Open Refine

Google Refine

This is a tool for finding and correcting errors in data. All datasets have errors and inconsistencies in them. We need to clean them before using them, otherwise the errors will show up in the charts or maps we make. Open Refine (previously called Google Refine) can help you do this. Data errors can be the cause of different date formats used for the same day, typing errors made during data entry or just extra spaces where there shouldn't be any. Spreadsheets can have duplicate entries, or entries that should be split into two (or more) entries. These can be hard to find. Sometimes these problems are one-offs, but they can also be systematic errors made across the whole dataset, such as spelling a person’s name or location differently each time. Finding and correcting these by hand is time-consuming and comes with the risk of making new errors when trying to correct the old ones. Open Refine highlights where errors might be and can help you fix the problems all at once across your whole dataset. This tool can also do many other things to your data, including re-structuring and re-formatting data, and merging your data with other datasets. It can also translate data into other languages, though this is a little more complicated.

It's useful because

it automates tasks that would take a long time to do manually, such as finding typos and data that might be out of place.

But watch out for

how hard it is to figure out what filtering, faceting, clustering and reconciliation actually do to your data!

Learning curve:
Steep
How can you use it?
Desktop installation
Languages:
English

things

How do you make things with it?
Open Refine is free and needs to be downloaded and installed on your computer.
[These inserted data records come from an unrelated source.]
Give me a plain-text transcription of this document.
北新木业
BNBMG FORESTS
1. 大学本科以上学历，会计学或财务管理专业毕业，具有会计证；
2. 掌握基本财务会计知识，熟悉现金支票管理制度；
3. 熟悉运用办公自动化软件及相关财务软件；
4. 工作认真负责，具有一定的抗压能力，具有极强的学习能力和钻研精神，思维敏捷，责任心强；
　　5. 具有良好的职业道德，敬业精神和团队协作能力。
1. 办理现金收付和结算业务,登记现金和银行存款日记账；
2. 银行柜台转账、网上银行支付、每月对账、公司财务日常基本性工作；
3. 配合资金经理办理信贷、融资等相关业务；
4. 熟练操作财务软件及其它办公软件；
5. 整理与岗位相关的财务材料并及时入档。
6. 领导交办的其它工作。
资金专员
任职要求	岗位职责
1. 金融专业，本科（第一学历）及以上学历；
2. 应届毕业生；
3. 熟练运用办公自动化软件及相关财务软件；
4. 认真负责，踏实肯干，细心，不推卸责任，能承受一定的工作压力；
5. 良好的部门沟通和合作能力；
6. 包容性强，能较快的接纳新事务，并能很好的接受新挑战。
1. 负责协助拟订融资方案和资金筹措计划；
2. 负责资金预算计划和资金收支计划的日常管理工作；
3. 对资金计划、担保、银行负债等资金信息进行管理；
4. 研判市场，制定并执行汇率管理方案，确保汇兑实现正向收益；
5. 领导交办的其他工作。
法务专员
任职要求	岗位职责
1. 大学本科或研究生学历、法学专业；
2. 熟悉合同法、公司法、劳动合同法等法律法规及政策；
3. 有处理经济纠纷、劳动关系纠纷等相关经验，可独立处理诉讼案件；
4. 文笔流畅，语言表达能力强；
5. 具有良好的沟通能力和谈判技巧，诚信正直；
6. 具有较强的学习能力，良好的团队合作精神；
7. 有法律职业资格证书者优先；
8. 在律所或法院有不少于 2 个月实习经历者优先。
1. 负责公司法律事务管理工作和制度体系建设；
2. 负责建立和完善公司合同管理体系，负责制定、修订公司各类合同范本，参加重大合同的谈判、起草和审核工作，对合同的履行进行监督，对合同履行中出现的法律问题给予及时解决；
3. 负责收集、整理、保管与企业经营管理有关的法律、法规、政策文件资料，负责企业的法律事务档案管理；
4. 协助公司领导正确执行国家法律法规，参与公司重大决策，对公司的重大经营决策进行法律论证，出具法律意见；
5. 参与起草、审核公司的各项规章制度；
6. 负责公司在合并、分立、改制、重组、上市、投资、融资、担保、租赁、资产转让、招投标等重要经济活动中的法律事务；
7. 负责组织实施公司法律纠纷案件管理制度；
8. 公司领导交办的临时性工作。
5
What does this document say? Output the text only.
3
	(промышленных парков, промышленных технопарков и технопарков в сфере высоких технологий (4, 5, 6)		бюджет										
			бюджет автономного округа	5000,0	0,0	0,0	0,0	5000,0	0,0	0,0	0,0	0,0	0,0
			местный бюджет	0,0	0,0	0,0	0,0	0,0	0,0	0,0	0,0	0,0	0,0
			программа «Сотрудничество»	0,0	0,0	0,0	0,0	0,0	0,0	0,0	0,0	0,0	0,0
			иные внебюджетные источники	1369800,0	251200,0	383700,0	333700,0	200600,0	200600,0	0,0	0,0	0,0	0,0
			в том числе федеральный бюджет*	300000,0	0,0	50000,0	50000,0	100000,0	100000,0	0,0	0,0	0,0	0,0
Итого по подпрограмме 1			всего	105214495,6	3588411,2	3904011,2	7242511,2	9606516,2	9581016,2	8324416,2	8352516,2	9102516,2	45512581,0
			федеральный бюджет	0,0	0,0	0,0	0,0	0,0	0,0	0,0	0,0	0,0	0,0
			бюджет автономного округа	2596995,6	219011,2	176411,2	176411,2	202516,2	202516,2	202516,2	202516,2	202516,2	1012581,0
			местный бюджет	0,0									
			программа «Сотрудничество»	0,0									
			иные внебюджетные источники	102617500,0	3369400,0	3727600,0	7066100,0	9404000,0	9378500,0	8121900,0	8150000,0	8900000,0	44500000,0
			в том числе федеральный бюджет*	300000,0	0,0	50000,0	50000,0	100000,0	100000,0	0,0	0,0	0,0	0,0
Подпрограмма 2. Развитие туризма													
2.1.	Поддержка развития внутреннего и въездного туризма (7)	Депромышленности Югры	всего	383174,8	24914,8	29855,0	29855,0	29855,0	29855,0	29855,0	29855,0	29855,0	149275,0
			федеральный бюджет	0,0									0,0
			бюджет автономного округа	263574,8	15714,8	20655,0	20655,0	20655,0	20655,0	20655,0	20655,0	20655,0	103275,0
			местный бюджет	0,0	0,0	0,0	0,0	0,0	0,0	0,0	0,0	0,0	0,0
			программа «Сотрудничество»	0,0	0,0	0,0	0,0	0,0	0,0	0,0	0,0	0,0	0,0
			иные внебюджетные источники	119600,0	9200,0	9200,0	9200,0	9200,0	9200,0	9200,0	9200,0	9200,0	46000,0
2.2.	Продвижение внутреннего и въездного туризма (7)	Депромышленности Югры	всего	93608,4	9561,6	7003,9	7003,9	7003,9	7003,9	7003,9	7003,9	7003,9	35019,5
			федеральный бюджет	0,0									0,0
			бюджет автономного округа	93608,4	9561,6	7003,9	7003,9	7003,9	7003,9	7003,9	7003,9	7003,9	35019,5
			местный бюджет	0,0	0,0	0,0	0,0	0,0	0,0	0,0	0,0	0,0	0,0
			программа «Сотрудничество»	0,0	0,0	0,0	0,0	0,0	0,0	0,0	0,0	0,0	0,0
The software is used offline but through your Internet browser just like a website. This tool isn't for creating data from scratch like a spreadsheet. To get started, Open Refine will ask you to upload the data that you already have, whether as a spreadsheet or another sort of file. It will then show the data in your Internet browser. The types of analysis are shown by clicking on the down-pointing arrows in the first row of your data as displayed by Open Refine. The tool keeps a record of everything you do, so you can “undo” or “redo” changes you make to your data. Open Refine does not change the data in your spreadsheet – it creates a new dataset that has all the changes, which can be exported from Open Refine as a new spreadsheet.

privacy

Privacy and Portability
Open Refine works from your computer, not the Internet (even though it uses your browser window), so you control how it is used, what data you put in it and who can access it.
How do you get data into it?
CSV, Google Spreadsheets, JSON, RDF, TSV, XLS, XLSX and XML
How do you get data out of it?
CSV, HTML, TSV and XLS
How is it licensed?
BSD